Sì, e le indicazioni ufficiali lo dicono: si dà il biberon quando il bambino mostra di avere fame, e non lo si forza a finirlo. Il riferimento di quantità è 150-200 ml per chilo di peso al giorno fino ai 6 mesi, che è un totale sulla giornata e non una dose da rispettare a ogni poppata.

Quando serve aggiungere il latte artificiale?
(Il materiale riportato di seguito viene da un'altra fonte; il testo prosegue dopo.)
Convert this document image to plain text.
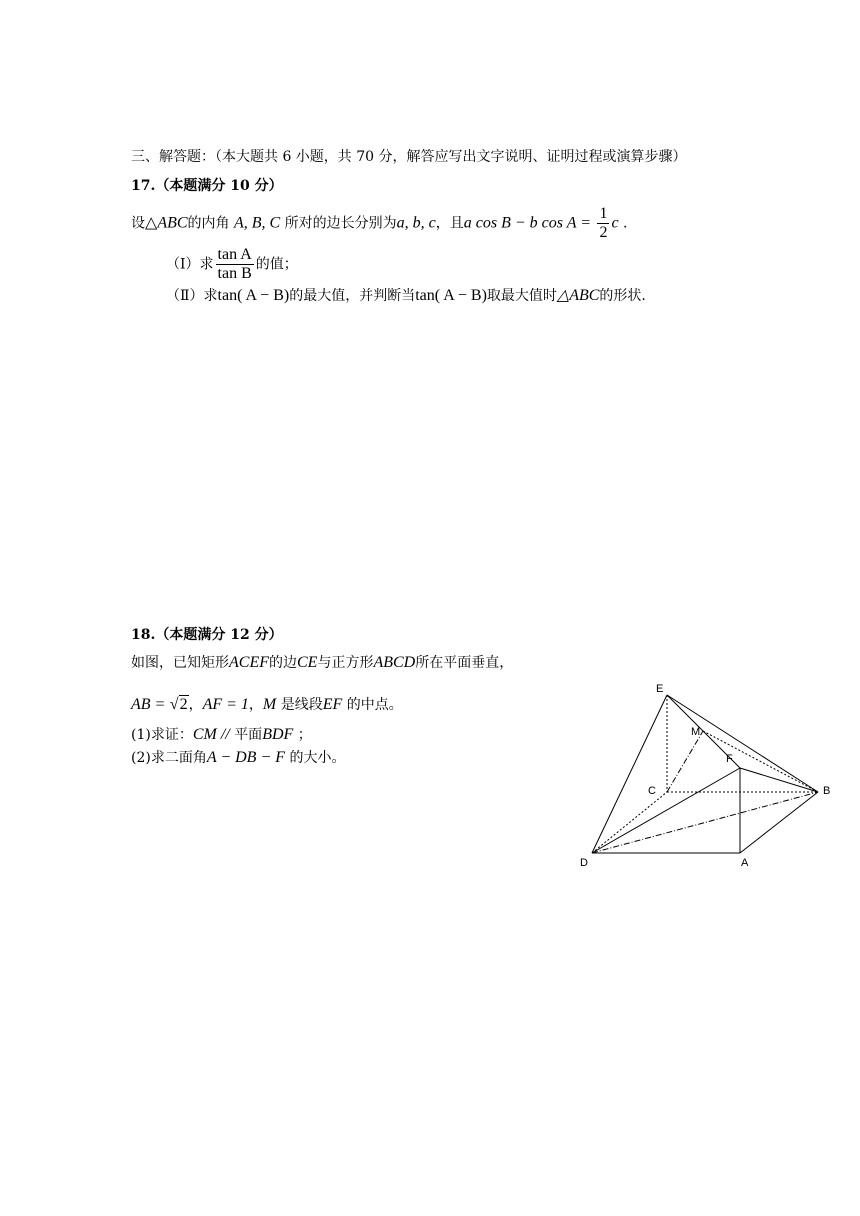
三、解答题：（本大题共 6 小题，共 70 分，解答应写出文字说明、证明过程或演算步骤）
17.（本题满分 10 分）
设△ABC的内角 A, B, C 所对的边长分别为a, b, c，且a cos B − b $\cos A = \frac{1}{2}$ c .
（Ⅰ）求 $\frac{\text{tan A}}{\text{tan B}}$ 的值；
（Ⅱ）求tan( A − B)的最大值，并判断当tan( A − B)取最大值时△ABC的形状.
18.（本题满分 12 分）
如图，已知矩形ACEF的边CE与正方形ABCD所在平面垂直，
AB = √2，AF = 1，M 是线段EF 的中点。
(1)求证：CM // 平面BDF ；
(2)求二面角A − DB − F 的大小。
E
M
F
C	B
D	A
Nei primi giorni è una decisione clinica. Il protocollo dell'Academy of Breastfeeding Medicine sull'integrazione elenca fra i casi in cui è indicata l'ipoglicemia documentata con un esame del sangue, i segni di disidratazione e un calo di peso pari o superiore all'8-10% dal quinto giorno in poi. Fuori da situazioni come queste, l'aggiunta va decisa insieme al pediatra e non per rassicurazione.

È normale che chieda ancora di notte a 4 o 5 mesi?

Sì. Nello studio svedese su 506 bambini allattati in modo esclusivo, a qualunque età al massimo il 2% non poppava durante la notte. Le poppate notturne danno un contributo importante al totale di latte della giornata.